"Deve-se examinar em cada mandamento de que assunto se trata; em seguida, deve buscar-se seu propósito, até que descubramos o que propriamente o Legislador certifique aí agradar-lhe ou desagradar-lhe. Por fim, disto mesmo se deve extrair um arrazoado em contrário, deste modo: se isto agrada a Deus, o contrário lhe desagrada; se isto lhe desagrada, o contrário lhe agrada; se ele ordena isto, então proíbe o contrário; se proíbe isto, então ordena o contrário." (2.8.8, p.136)
O reformador entende que podemos ir um pouco além das meras palavras, analisando ações que não estão explícitas em certas ordens, mas que podem ser negadas ou aceitas, baseando-se em um único mandamento. Ele exemplifica esse entendimento com alguns dos preceitos das tábuas da Lei. Destacamos aqui sua interpretação do sexto mandamento.
"Neste mandamento, 'Não matarás' [Ex 20.13; Dt 5.17], o senso comum dos homens nada mais vislumbrará que se deve abster de todo malefício e do desejo de fazer o mal. Eu afirmo que, além disso, nele se contém que conservemos a vida do próximo com os recursos com que pudermos. E para que não fale sem razão, assim o confirmo: Deus proíbe que se fira ou se faça violência a um irmão injustamente, porque ele quer que sua vida nos seja cara e preciosa. Portanto, requer, ao mesmo tempo, aquelas efusões de amor que podem ser conferidas à sua preservação." (2.8.9, p.136)
O reformador entende que cada mandamento tem seu propósito. Com base nesse propósito (que se preserve a vida humana, por exemplo), poderemos entender o que é ordenado e o que é proibido. Além disso, ele argumenta, as ordens apresentadas indicam qual a violação mais grave, a fim de que entendamos que os erros correlatos estão no mesmo gênero do preceito maior.

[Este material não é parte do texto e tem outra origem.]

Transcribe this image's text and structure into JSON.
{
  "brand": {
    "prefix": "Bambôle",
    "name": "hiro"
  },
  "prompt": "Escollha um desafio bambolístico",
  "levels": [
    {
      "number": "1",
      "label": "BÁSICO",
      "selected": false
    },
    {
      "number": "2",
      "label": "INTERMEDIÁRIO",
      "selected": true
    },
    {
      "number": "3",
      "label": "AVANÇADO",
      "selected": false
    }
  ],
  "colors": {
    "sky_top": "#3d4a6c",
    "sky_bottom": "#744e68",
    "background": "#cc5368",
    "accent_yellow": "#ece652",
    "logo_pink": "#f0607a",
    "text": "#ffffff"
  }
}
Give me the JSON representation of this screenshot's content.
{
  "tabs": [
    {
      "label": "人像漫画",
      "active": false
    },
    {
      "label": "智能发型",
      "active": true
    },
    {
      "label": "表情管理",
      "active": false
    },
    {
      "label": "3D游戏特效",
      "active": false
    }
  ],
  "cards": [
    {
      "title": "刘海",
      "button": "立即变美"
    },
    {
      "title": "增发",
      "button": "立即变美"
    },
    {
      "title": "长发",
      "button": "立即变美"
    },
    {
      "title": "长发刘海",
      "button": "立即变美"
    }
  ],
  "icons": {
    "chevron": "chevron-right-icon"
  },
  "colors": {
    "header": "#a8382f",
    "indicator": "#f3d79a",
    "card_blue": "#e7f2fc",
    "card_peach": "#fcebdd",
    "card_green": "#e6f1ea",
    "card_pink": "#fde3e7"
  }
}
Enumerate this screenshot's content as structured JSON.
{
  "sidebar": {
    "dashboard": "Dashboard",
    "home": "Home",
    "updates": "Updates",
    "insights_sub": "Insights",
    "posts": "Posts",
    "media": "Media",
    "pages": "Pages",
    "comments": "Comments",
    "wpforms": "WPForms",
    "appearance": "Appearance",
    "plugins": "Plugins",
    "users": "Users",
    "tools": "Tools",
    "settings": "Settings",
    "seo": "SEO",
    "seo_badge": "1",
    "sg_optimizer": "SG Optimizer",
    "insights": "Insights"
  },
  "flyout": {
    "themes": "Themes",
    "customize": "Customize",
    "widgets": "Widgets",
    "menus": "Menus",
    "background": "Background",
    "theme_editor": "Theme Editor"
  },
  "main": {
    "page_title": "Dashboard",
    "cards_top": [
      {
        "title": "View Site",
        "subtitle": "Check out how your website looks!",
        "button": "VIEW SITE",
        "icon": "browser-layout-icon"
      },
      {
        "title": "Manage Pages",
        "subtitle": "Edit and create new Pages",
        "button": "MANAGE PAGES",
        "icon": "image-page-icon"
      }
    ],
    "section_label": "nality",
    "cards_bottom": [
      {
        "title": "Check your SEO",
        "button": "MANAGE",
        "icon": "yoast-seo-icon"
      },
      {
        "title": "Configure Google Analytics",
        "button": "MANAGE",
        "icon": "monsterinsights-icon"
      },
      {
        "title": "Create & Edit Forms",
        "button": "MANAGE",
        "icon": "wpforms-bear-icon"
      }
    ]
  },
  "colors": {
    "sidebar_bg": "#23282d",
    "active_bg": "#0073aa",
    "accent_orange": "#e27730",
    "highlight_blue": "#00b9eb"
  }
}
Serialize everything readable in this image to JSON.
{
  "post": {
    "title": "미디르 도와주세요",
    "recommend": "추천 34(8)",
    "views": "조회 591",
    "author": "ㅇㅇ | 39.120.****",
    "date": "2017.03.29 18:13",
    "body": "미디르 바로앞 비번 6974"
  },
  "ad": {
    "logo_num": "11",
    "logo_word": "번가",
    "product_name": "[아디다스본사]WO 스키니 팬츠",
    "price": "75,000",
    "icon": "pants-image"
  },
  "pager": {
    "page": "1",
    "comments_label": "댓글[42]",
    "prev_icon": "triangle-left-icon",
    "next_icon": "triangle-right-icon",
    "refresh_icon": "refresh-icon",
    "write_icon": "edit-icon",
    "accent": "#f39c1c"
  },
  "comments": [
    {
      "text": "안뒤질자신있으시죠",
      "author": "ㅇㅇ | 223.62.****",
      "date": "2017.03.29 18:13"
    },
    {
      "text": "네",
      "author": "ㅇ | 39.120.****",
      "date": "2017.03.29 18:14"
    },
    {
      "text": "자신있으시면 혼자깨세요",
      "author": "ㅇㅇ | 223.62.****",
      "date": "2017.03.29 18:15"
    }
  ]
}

"Visto que a carne sempre diligencia por diluir e revestir de ilusórios pretextos a fealdade do pecado, salvo onde ela é palpável, Deus propôs à guisa de exemplo o que era mais abominável e mais execrando em cada gênero de transgressão, ao ouvirmos o que também enchesse de temor nossa sensibilidade, a fim de que à alma nos imprimisse maior repulsa de todo e qualquer pecado." (2.8.10, p.137)
Novamente, o exemplo do sexto mandamento nos será útil para entendermos esse princípio de interpretação.
"Por exemplo, quando são referidos por seus meros designativos, a ira e o ódio não são julgados males especialmente execrandos. Quando, porém, se nos proíbem sob o nome de homicídio, entendemos melhor em quão grande abominação incorrem diante de Deus, de cuja palavra são relegados à categoria de tão horrenda ignomínia. E nós próprios, movidos por seu juízo, costumamos pesar melhor a gravidade dos delitos que antes nos pareciam leves." (idem)
Que levemos em consideração essas verdades. Não podemos nos esconder detrás de delitos que parecem menores aos nossos olhos. Embora exista diferença na gravidade de cada erro, ainda assim todo pecado é uma grave ofensa contra o Criador. Que esses alertas nos ajudem a crescer cada dia mais em piedade.